Figure 4. Compounds that miscue planarian polarity regulate schistosomule contractility.

(A) Compounds transferred from planarian regenerative assay to schistosomule screen. (B) Top, image sequence showing periodic basal contractile activity of a schistosomule. Bottom, body length versus time plots for individual schistosomules treated with small molecules (low dose, grey; high dose, black).
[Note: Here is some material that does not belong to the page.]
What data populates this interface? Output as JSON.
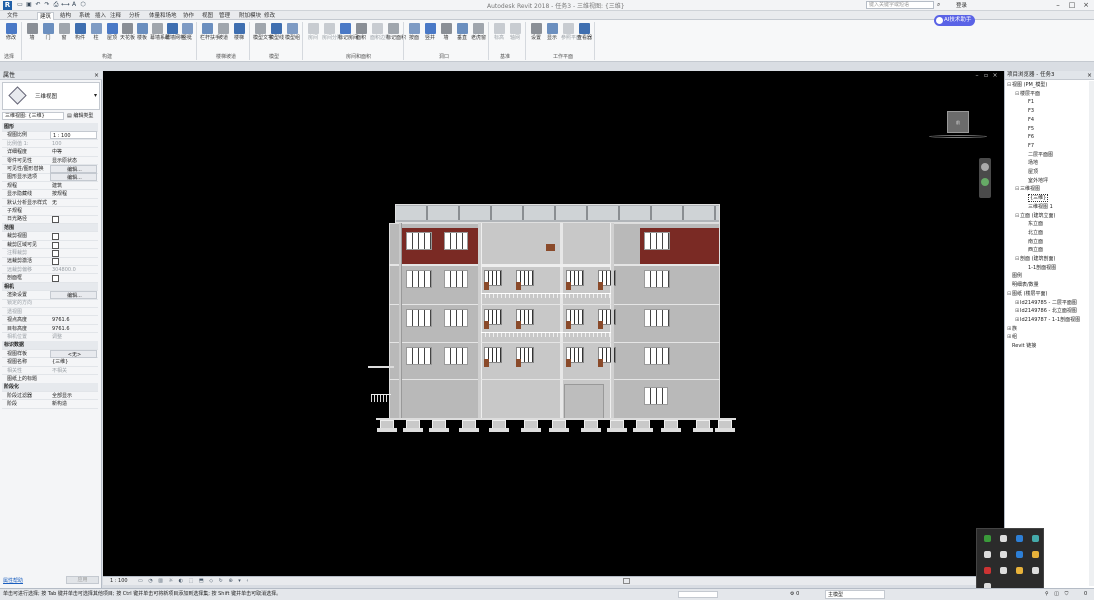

Drug concentrations (30 minute exposures) were: bromocriptine (BRM, 1 µM; 10 µM), praziquantel (PZQ, 1 µM; 10 µM), apomorphine (APM, 1 µM; 10 µM), mianserin (MSN, 5 µM; 10 µM), reserpine (RES, 10 µM; 50 µM), 5-HT (10 µM; 100 µM), fluoxetine (FLX, 1 µM; 10 µM), 8-OH DPAT (1 µM; 10 µM). (C) Dose-response relationship showing the effects of increasing concentrations of bromocriptine on schistosomule contractility. (D&E) Cumulative dataset from experiments such as those shown in ‘B’ for compounds active in the planarian regenerative bioassay parsed into compounds that (D) inhibit and (E) stimulate schistosomule contractility. Drug concentrations were the higher dose of values reported in (B). Dashed line, basal level of contractility.